Historically, it was France that developed the first internet protocol—which was subsequently picked up by the U.S. who made it part of its national standards and introduced the specifications into ITU-T and ISO as internet CLNP—which remain in effect today. CLNP was a better protocol, but alas, was killed off when the U.S. politics changed. What became promoted as TCP/IP was a skunkworks competing protocol developed within DARPA within academic communities that has fundamental flaws and has outlived its life.
As Karl Auerbach notes, there have been and remain many competing internet protocols. The most compelling ones with the greatest industry support are moving forward within 3GPP and the MEF Forum. Starlink is rolling another competitor out for its satellite system. Getting traction on any of them in a global marketplace is the non-trivial challenge.
The really strange part of the article is the “place and timing” section. The ITU-T, with its many groups, is only one of a constellation of venues to float new protocol ideas. What has been presented recently and attributed to “China” is not significantly different than what has been done many times before. Internet pioneer Larry Roberts did something very similar in the ITU-T 14 years ago with some significant buy-in from UK and Asian companies. There simply is no “place and timing.” The 2024 date “certain features” stuff is plainly conjecture. The principal venues for new network and transport protocols and services are clearly other venues like 3GPP, ETSI, and the MEF Forum.
The “many benefits” section seems rather sensationalized in a way that enhances xenophobic stereotypes and paranoia. Trusted knowledge of endpoints was a key feature of the U.S. CLNP specifications. The “growing consensus” also seems completely bogus. No one would ever accuse Washington of being “unconcerned,” or “taking less interest in Internet Governance.” The problem is that Washington is still living in a mythical world of Internet Governance which it created 20 years ago—which is deserving of a J.K. Rowling novel or maybe a computer game.

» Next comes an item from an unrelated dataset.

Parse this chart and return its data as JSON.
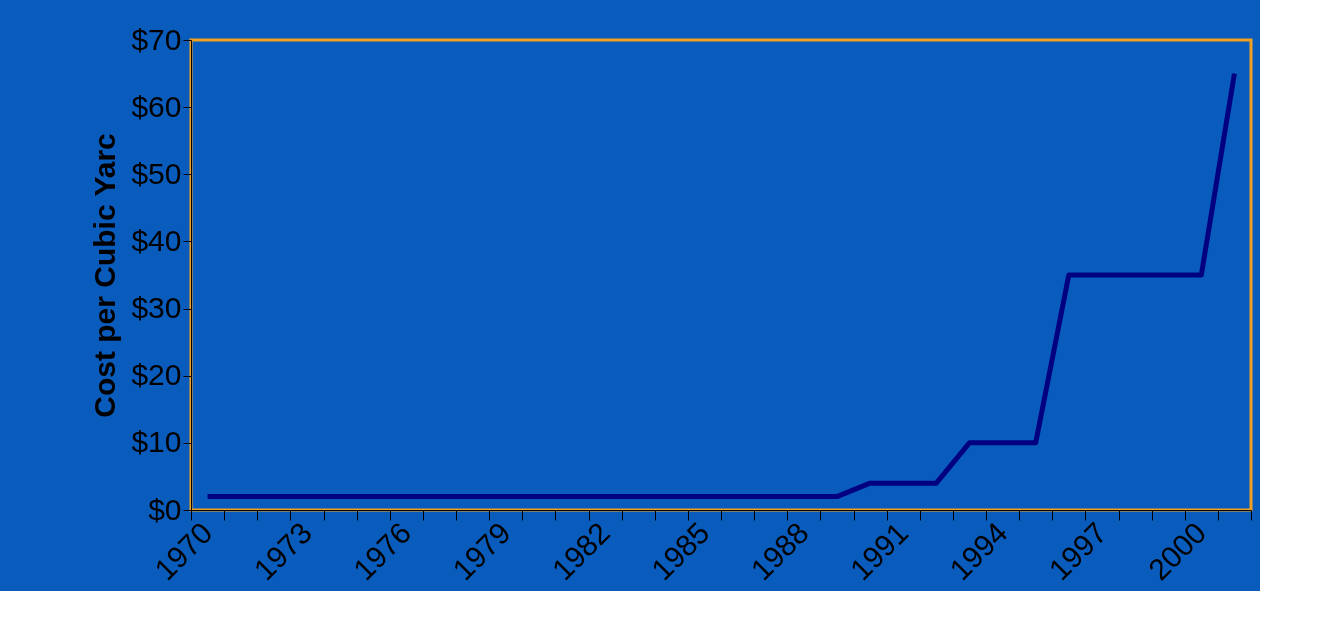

The “give it time” concluding section does, however, impart a useful admonition—to enable “benefits of competition in matters of Internet protocols and to allow them to flourish.” NFV based 5G/F5G enables on-demand instantiation of any architectures and services using whatever transport and network protocols anyone wants to order, create or can sell. MEF 3.0 seems the most attractive. There will be enormous numbers of providers offering these capabilities, not just China.
It is also edifying to note the increasing scholarly research that points out how some things don’t change, and that the U.S.–China conflict over markets being played out in standards bodies and political posturing is oddly similar to a German and UK rivalry 120 years ago.